Hello Everyone,

I live in a small rural college town in Kentucky, US. I am an accounting clerk at a state university.

I was brought up in a small conservative Evanglical church. In my early teens, I was a born-again fervent Jesus freak (back when Jesus freaks weren't cool). But, I soon after took up reading about other other religions in the world and books on popular science. This made literal interpretation of the Bible soon untenable. The world is simply too large and complex to be defined by the Bible or any other book. In short, I left my teen years as an existential atheist.

I started reading about Zen in my early 20's with Alan Watt's The Way of Zen and D T Suzuki's Essays in Zen Buddhism which whetted my taste. But it was The Three Pillars on Zen which really brought home that Zen is not reading about it, but doing it. I practiced zazen alone for a few weeks, but the only thing I had to go on for support was Kapleau's book (this was before the internet). I soon got distracted and lost interest.

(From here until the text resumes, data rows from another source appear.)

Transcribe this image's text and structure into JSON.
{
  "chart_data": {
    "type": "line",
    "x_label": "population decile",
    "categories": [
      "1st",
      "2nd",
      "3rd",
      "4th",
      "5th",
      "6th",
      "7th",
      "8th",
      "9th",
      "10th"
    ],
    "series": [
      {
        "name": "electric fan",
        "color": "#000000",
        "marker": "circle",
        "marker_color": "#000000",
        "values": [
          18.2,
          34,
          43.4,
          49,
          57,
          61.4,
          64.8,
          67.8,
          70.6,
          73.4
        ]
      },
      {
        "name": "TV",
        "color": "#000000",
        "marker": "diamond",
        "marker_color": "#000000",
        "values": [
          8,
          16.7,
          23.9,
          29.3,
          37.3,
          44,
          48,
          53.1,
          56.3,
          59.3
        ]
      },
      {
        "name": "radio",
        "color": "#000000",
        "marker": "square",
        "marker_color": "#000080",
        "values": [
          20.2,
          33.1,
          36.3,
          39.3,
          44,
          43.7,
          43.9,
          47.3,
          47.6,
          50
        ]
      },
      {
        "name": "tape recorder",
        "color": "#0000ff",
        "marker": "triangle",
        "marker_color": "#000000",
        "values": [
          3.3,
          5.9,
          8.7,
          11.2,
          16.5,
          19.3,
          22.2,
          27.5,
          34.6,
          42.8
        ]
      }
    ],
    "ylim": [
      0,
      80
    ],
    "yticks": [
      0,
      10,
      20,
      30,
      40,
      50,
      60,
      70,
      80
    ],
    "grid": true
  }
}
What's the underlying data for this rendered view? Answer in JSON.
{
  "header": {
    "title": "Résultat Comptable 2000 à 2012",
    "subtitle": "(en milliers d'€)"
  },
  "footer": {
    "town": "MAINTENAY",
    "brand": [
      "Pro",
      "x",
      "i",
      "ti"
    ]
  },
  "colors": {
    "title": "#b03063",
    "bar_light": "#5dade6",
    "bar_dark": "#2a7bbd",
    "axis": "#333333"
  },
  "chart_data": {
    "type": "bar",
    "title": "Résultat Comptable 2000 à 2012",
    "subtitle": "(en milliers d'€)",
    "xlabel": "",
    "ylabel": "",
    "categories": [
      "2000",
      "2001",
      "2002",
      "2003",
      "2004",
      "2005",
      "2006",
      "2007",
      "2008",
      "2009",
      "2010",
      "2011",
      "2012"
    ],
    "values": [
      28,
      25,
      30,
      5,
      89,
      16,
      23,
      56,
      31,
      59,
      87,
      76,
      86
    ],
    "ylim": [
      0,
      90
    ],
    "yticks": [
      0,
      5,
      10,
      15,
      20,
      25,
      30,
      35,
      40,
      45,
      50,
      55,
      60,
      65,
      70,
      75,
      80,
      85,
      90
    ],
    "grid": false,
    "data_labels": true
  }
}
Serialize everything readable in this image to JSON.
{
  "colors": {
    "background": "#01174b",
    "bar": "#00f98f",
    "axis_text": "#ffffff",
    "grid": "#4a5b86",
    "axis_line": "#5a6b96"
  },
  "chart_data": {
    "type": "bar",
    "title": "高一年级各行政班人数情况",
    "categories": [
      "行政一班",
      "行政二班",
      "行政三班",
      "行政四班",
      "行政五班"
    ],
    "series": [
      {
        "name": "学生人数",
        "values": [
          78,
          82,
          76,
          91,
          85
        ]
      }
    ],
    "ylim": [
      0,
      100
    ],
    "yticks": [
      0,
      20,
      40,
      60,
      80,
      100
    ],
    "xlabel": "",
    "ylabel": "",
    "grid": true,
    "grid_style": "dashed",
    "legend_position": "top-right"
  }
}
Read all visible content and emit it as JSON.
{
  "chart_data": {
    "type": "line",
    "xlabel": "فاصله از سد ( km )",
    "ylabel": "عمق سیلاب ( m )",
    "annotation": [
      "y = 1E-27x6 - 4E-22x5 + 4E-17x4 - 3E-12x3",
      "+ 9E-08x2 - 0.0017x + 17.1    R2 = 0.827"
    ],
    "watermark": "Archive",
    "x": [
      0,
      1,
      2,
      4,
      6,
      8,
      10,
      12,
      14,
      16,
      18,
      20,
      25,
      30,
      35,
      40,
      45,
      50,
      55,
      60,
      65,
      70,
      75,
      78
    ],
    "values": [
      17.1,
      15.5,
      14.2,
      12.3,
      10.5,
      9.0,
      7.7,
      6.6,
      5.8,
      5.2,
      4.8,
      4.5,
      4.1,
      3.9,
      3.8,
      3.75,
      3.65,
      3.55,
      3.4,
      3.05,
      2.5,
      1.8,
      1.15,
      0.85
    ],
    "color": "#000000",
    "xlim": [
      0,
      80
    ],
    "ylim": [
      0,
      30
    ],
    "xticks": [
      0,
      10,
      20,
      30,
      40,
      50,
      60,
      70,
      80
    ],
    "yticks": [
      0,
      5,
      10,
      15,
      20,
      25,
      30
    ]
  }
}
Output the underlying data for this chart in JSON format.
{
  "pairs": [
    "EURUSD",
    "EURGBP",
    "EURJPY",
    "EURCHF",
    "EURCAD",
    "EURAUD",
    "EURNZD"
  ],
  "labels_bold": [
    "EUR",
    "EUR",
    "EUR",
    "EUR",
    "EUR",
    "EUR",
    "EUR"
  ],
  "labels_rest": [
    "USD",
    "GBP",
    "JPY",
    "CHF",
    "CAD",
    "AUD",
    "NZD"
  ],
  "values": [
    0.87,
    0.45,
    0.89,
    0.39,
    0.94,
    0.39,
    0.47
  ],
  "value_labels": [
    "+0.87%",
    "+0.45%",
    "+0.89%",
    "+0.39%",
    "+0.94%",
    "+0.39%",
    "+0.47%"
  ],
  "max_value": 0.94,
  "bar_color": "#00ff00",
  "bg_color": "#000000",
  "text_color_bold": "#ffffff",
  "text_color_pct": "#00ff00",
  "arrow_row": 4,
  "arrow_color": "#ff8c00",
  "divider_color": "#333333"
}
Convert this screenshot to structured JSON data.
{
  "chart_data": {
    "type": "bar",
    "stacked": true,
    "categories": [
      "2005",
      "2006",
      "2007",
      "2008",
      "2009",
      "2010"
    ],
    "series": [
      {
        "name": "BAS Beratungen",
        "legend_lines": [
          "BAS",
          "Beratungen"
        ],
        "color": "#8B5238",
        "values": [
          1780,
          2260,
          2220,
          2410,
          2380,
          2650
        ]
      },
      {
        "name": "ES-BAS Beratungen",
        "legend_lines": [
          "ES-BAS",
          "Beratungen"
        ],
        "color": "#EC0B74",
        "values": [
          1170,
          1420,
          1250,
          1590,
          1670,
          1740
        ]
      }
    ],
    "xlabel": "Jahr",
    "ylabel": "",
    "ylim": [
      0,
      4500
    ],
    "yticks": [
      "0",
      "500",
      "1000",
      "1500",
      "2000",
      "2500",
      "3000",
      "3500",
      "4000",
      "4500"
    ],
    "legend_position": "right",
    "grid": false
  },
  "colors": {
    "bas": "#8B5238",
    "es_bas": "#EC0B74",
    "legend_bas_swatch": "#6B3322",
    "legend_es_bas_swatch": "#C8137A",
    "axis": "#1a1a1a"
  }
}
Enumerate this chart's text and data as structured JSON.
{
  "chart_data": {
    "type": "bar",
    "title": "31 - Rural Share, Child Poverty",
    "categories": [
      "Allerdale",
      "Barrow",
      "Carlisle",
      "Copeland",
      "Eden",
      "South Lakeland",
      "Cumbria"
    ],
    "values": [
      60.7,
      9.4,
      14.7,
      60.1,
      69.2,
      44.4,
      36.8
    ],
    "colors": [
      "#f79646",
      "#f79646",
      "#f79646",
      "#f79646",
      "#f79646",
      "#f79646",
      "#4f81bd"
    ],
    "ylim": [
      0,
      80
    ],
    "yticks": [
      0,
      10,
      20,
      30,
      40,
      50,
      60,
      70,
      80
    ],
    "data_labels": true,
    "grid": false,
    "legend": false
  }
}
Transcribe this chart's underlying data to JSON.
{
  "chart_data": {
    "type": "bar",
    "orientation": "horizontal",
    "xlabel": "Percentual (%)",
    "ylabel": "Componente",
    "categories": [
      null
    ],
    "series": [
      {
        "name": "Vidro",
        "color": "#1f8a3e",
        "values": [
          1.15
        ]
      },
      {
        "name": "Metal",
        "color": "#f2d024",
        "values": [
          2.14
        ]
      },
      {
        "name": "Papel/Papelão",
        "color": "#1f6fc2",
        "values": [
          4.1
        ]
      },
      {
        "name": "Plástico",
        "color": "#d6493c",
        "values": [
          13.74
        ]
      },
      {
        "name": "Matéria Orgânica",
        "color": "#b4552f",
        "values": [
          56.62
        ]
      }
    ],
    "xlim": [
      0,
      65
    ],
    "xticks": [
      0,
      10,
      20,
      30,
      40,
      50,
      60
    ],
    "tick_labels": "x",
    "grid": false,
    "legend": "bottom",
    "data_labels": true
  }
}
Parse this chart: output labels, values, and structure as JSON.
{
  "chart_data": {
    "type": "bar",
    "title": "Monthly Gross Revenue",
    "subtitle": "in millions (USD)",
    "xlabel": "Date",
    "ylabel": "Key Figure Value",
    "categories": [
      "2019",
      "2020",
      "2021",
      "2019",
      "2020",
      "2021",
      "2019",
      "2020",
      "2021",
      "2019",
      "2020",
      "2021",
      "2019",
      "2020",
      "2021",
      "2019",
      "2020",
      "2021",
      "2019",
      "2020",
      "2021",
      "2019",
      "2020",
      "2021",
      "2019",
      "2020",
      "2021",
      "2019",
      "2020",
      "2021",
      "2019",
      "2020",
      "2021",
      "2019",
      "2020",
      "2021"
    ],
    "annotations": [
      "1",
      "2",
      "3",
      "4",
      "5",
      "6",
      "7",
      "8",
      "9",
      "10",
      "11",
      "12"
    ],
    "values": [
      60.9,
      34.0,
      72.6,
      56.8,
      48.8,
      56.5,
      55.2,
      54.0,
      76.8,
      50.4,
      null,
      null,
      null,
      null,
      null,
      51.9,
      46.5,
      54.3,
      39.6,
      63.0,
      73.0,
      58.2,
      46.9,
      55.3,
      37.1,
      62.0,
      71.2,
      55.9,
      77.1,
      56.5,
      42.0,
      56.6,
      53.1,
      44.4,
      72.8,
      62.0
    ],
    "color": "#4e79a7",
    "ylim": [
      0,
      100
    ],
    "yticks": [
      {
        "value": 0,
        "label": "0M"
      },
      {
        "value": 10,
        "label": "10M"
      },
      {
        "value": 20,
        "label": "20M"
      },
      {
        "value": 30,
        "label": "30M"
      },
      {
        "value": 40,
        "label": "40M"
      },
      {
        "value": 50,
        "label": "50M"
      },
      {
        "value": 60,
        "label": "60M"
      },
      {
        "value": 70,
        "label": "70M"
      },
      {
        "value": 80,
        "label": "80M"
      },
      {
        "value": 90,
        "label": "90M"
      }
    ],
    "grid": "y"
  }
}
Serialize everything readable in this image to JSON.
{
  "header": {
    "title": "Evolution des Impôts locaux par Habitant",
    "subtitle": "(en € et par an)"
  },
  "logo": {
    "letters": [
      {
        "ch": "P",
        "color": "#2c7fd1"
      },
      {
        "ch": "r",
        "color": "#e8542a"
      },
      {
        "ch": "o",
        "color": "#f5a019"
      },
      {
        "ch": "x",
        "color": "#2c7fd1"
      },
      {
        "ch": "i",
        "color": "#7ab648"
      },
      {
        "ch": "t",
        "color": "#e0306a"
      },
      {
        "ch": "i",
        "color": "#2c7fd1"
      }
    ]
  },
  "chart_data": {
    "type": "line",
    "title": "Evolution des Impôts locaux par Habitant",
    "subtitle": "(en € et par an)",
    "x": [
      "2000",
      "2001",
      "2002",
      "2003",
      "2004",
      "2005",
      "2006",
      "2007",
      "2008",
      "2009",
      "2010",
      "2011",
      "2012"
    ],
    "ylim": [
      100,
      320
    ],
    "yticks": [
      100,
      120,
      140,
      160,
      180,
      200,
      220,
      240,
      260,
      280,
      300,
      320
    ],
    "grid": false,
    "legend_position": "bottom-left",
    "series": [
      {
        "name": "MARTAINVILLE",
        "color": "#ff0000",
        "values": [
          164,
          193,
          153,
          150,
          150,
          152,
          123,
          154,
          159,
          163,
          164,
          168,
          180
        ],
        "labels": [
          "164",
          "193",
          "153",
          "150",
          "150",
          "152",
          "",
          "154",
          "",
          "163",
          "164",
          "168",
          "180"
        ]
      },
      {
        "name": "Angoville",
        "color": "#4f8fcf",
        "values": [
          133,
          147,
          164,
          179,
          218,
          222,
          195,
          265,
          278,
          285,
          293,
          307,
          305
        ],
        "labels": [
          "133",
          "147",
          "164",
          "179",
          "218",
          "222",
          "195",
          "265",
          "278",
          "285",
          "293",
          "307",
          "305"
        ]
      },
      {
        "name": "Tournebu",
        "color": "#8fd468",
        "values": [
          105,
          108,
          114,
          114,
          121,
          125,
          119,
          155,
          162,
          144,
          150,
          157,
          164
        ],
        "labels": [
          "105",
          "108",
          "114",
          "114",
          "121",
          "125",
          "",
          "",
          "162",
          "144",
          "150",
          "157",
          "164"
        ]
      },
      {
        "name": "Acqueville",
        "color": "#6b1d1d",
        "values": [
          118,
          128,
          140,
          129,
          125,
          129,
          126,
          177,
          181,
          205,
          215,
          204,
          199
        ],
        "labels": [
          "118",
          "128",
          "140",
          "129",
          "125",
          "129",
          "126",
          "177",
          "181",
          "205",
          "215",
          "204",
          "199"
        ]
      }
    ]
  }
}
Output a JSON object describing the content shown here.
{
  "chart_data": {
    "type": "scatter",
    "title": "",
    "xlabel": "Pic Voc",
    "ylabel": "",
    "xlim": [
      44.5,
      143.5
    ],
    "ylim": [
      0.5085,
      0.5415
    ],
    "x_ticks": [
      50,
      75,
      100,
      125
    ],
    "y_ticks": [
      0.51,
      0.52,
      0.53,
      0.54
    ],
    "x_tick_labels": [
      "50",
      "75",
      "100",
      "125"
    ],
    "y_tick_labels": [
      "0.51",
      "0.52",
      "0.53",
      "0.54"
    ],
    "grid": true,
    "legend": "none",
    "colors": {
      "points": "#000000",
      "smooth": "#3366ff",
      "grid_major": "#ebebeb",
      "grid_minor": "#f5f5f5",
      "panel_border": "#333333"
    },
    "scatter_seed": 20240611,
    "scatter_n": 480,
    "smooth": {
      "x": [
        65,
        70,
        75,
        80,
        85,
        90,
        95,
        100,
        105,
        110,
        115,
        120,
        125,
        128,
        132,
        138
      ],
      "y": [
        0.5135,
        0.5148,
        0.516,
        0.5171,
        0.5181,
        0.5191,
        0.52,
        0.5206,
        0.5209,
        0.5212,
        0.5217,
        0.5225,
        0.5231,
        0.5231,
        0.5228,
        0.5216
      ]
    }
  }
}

Now, I'm forty. I won't say I'm in a mid-life crisis, I hate that term, but my youthful optimism about the world has been taking a beating in the last few years.

A couple of months ago I signed on Second Life one weekend after reading about it on Salon.com. I found a Skeptical Buddhist Sangha (a group based on Batchelor's Buddhism Without Beliefs) there that holds weekly discussion and meditation meetings. I got into practicing vipassana after reading Mindfulness in Plain English I'm also in contact with a Soto monk and teacher who lives in France. And he has been instructing me in shikantaza. That is what I've been practicing for the last two weeks.

I know it sounds like the dharma meets "The Sims" or "Warcraft". But, it's the only way I can converse and interact with other Buddhists. Someday, I want to visit Zen Center when I work up the courage, have the money for gas, and have the time.

Anyway, that's my saga from armchair Buddhist to cyber Buddhist.